PHOENIX, AZ (February 28, 2013) – After four days of deliberations, a Maricopa County jury has voted unanimously to sentence Joel Escalante Orozco (D.O.B. 1/30/1975) to death for violently killing a young mother in Phoenix in 2001. Orozco fled the country after the crime and was apprehended six years later after returning the U.S. He is also wanted for a separate murder in Mexico.
“The decision to seek the death penalty in this case was appropriate given the heinous and cruel manner in which this defendant robbed an innocent woman of her life in the presence of her young son,” said Maricopa County Attorney Bill Montgomery. “I commend the jury for committing themselves to this long and sometimes difficult case and for ensuring that justice prevailed in the end,” he added.
Between 11:30pm on March 9, 2001 and 9:00am on March 10, 2001, Maria Garza-Rivera was sexually assaulted and killed inside her apartment in Phoenix. Her 3 year-old son was inside the apartment during the incident but was unharmed. Garza-Rivera was discovered dead in the bathtub with water running from both the showerhead and faucet. The screen to the front window of the apartment had been removed and was leaning below the window which was partially opened.
A witness reported seeing Joel Orozco talking to Garza-Rivera at around 11:30am on the morning of March 9. According to the witness, Garza-Rivera had a concerned look on her face. Orozco was a resident of the same apartment complex as the victim and was employed by the apartment complex to perform general labor and maintenance. At the time of the murder, he had been remodeling the unit occupied by Garza-Rivera. Efforts to locate and question Orozco after the murder were unsuccessful.
In May of 2007, the FBI notified the Phoenix Police Department that Joel Orozco was being detained in Blackfoot, Idaho on an immigration charge. The FBI had received information that Orozco was wanted in Phoenix and Mexico for two separate murders. Phoenix Police detectives travelled to Idaho to interview Orozco who denied killing and sexually assaulting the victim but admitted to working in her apartment. Orozco told police that he spent the night of the murder drinking with his brother-in-law and that he woke up in the apartment hallway covered in blood lying on top of the victim’s body unable to recall what happened or how he got there. He claimed his brother-in-law and sister-in-law may have had something to do with the murder as they were all in involved in a dispute over the occupancy of an apartment.
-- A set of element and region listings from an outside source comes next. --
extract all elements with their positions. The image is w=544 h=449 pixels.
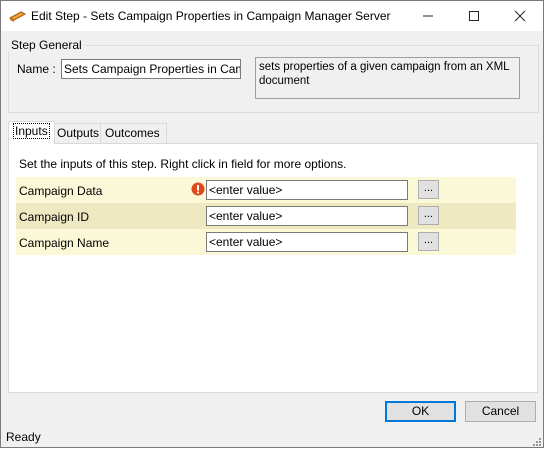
tab-outputs[interactable]: Outputs [52, 123, 105, 143]
close-icon [514, 10, 526, 22]
ok-button[interactable]: OK [385, 401, 456, 422]
input-row-campaign-data: Campaign Data <enter value> ... [16, 177, 516, 203]
campaign-name-browse-button[interactable]: ... [418, 232, 439, 251]
status-bar: Ready [1, 427, 543, 447]
step-general-title: Step General [8, 38, 85, 52]
campaign-name-label: Campaign Name [19, 236, 110, 250]
resize-grip-icon[interactable] [531, 435, 541, 446]
input-row-campaign-name: Campaign Name <enter value> ... [16, 229, 516, 255]
campaign-name-input[interactable]: <enter value> [206, 232, 408, 252]
tab-inputs[interactable]: Inputs [8, 121, 55, 144]
campaign-id-input[interactable]: <enter value> [206, 206, 408, 226]
maximize-button[interactable] [451, 1, 497, 31]
minimize-icon [423, 15, 433, 17]
campaign-id-browse-button[interactable]: ... [418, 206, 439, 225]
step-icon [8, 9, 27, 23]
cancel-button[interactable]: Cancel [465, 401, 536, 422]
close-button[interactable] [497, 1, 543, 31]
name-field[interactable]: Sets Campaign Properties in Campaign Man… [61, 59, 241, 79]
tab-outcomes[interactable]: Outcomes [100, 123, 167, 143]
description-field[interactable]: sets properties of a given campaign from… [255, 57, 520, 99]
tab-outputs-label: Outputs [57, 126, 100, 140]
campaign-data-input[interactable]: <enter value> [206, 180, 408, 200]
error-icon [191, 182, 205, 196]
edit-step-window: Edit Step - Sets Campaign Properties in … [0, 0, 544, 448]
campaign-id-label: Campaign ID [19, 210, 90, 224]
minimize-button[interactable] [405, 1, 451, 31]
inputs-hint: Set the inputs of this step. Right click… [19, 157, 347, 171]
status-text: Ready [6, 430, 41, 444]
campaign-data-browse-button[interactable]: ... [418, 180, 439, 199]
window-title: Edit Step - Sets Campaign Properties in … [31, 9, 391, 23]
title-bar[interactable]: Edit Step - Sets Campaign Properties in … [1, 1, 543, 31]
tab-inputs-label: Inputs [13, 123, 50, 139]
name-label: Name : [17, 62, 56, 76]
input-row-campaign-id: Campaign ID <enter value> ... [16, 203, 516, 229]
campaign-data-label: Campaign Data [19, 184, 103, 198]
tab-outcomes-label: Outcomes [105, 126, 160, 140]
maximize-icon [469, 11, 479, 21]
Orozco admitted to fleeing the crime scene without contacting authorities, throwing his clothing away, selling his car, and going to Mexico where he remained on the run until his federal detention for illegal entry into the U.S. in May of 2007. An analysis of a blood stain found on the window screen of Garza-Rivera’s apartment was subsequently determined to contain a mixture of Orozco’s and Garza-Rivera’s DNA. Investigators also learned that an arrest warrant had been previously issued in Mexico for Orozco’s arrest for allegedly murdering his niece.
On September 13, 2007, a Maricopa Grand Jury charged Orozco with one count of First Degree Murder, two counts of Sexual Assault and one count of Burglary. On January 16, 2013, after a 22-day trial, Orozco was found guilty of Murder, Burglary and one count of Sexual Assault. Deliberations on the penalty phase began on February 21, 2013 and concluded today.